Why I’ve never paid Apple store prices for an iPhone and you shouldn’t either
I’m not one of those early adopters, but my friend is. She had a Motorola Razr before anyone else in our social circle. Back then, I was still sliding my Samsung and using T9 predictive texting. Checking my email and and using a touchscreen seemed like things I’d never experience on a phone. But when the iPhone came out, she was on it.
The iPhone kept updating, and quickly. Suddenly there was the iPhone 3G, and my friend was onto the next, as early adopters are wont to do. That left her original phone available. Did I want it?
I did. So began my life as an iPhone user. It’s been a decade, and I’ve never stood in any Apple store lines or pre-ordered the latest phone online. Instead, I became adept at the hand-me-down method of procuring Apple’s handsets.
I became adept at the hand-me-down method of procuring Apple’s handsets.
With the iPhone 11 and iPhone 11 Pro and Max release Tuesday at Apple headquarters, there are new models in town. The pricing on the latest phones starts at $699. For the top of the line, it’s the same XS pricing from before: $999 and $1,099 for the smallest storage size on those devices. Even if the iPhone 11 is below $1,000 for a single phone, that’s still more money than I’m willing to spend on hardware alone.
For my cheapskate method to work for you, you have to be willing to be one or several generations behind the cutting edge. You will never have the latest iPhone. You have to be OK with this.
The elimination of the free upgrade with your phone provider several years ago (RIP) means people aren’t so fast and loose about their old phones these days. Apple is much more aggressive about recycling old phones and offering discounts for exchanges if you upgrade. There’s even a whole iPhone Upgrade Program to make sure you get the latest phone for what feels like low monthly payments.

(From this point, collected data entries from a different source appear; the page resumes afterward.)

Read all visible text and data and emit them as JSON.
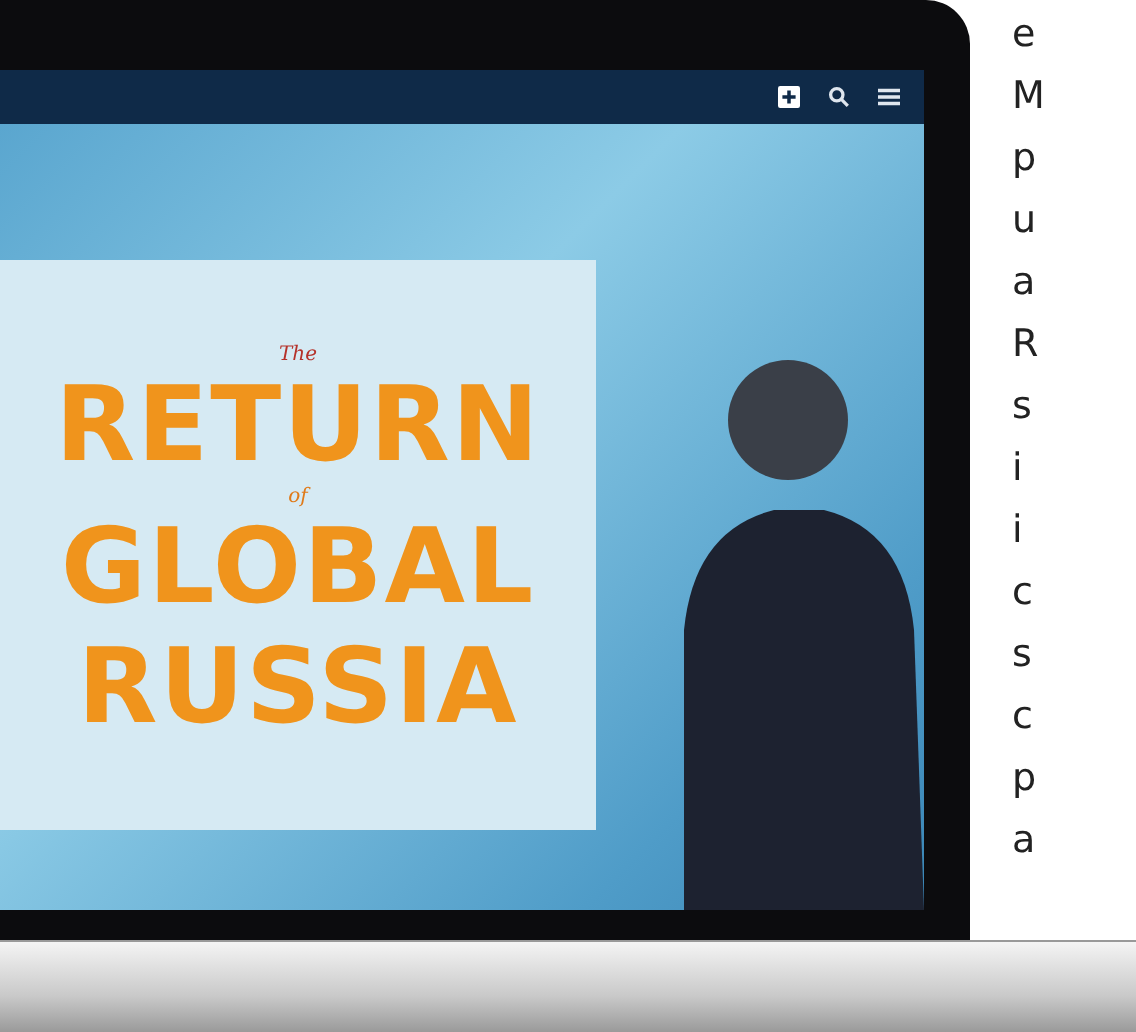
{
  "nav": {
    "icons": [
      {
        "kind": "plus"
      },
      {
        "kind": "search"
      },
      {
        "kind": "menu"
      }
    ]
  },
  "hero": {
    "pretitle": "The",
    "title_line_1": "RETURN",
    "connector": "of",
    "title_line_2": "GLOBAL",
    "title_line_3": "RUSSIA"
  },
  "side_text": [
    "e",
    "M",
    "p",
    "u",
    "a",
    "R",
    "s",
    "i",
    "i",
    "c",
    "s",
    "c",
    "p",
    "a"
  ]
}
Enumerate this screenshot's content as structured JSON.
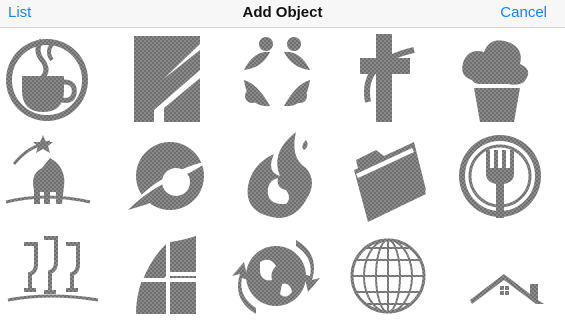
{
  "navbar": {
    "left_label": "List",
    "title": "Add Object",
    "right_label": "Cancel"
  },
  "colors": {
    "accent": "#1a82f7",
    "icon_gray": "#7b7b7b",
    "navbar_bg": "#f7f7f7"
  },
  "objects": [
    {
      "icon": "coffee-cup-icon"
    },
    {
      "icon": "building-columns-icon"
    },
    {
      "icon": "four-people-circle-icon"
    },
    {
      "icon": "church-cross-icon"
    },
    {
      "icon": "cupcake-icon"
    },
    {
      "icon": "bear-icon"
    },
    {
      "icon": "swoosh-circle-icon"
    },
    {
      "icon": "flame-icon"
    },
    {
      "icon": "folder-icon"
    },
    {
      "icon": "fork-plate-icon"
    },
    {
      "icon": "champagne-glasses-icon"
    },
    {
      "icon": "sail-tiles-icon"
    },
    {
      "icon": "globe-arrows-icon"
    },
    {
      "icon": "wireframe-globe-icon"
    },
    {
      "icon": "house-roof-icon"
    }
  ]
}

At Tuesday’s Apple event, trade-in pricing was emphasized to distract users from the full price —especially with the monthly payment option.
As for me, I’m still rocking the iPhone 6. I bought it off another friend in September 2016 when the iPhone 7 came out. I Venmoed him $200, put in my SIM from my iPhone 5c that I bought at Best Buy with a heavy discount through AT&T, gave my old phone to my sister, and felt like I had entered the future. I finally had Touch ID —this changed everything.
Hand-me-down iPhones can also come from strangers, not just friends and family. Put out a call on Craigslist, NextDoor, or Facebook to see if any local strangers want to offload an older iPhone. The Groupon Goods online store is well-stocked with unlocked and refurbished slightly older iPhone models for sub-$500 prices. Walmart’s online store keeps adding more Apple products.
Apple itself offers refurbished older models for discounted prices, even if the store only officially sells iPhone 8 and newer models after Tuesday’s announcement. Third-party electronic stores like Best Buy are also an option to avoid the Apple store and its shocking prices. The iPhone 11-replaced iPhone X and XS are still available at Best Buy.
While everyone is performing mental gymnastics to justify spending $40 a month to pay off a phone priced beyond the pale, I’m sitting here with admittedly increasingly limited capability, a headphone jack, and a phone I own outright that works well enough. Face ID, what? I’m still reveling three years later that I don’t have to type in my passcode every time I open my phone.
Fun fact: The iPhone 3GS I inherited from my friend when she upgraded? My dad still uses it to this day. No Apple store visits around here.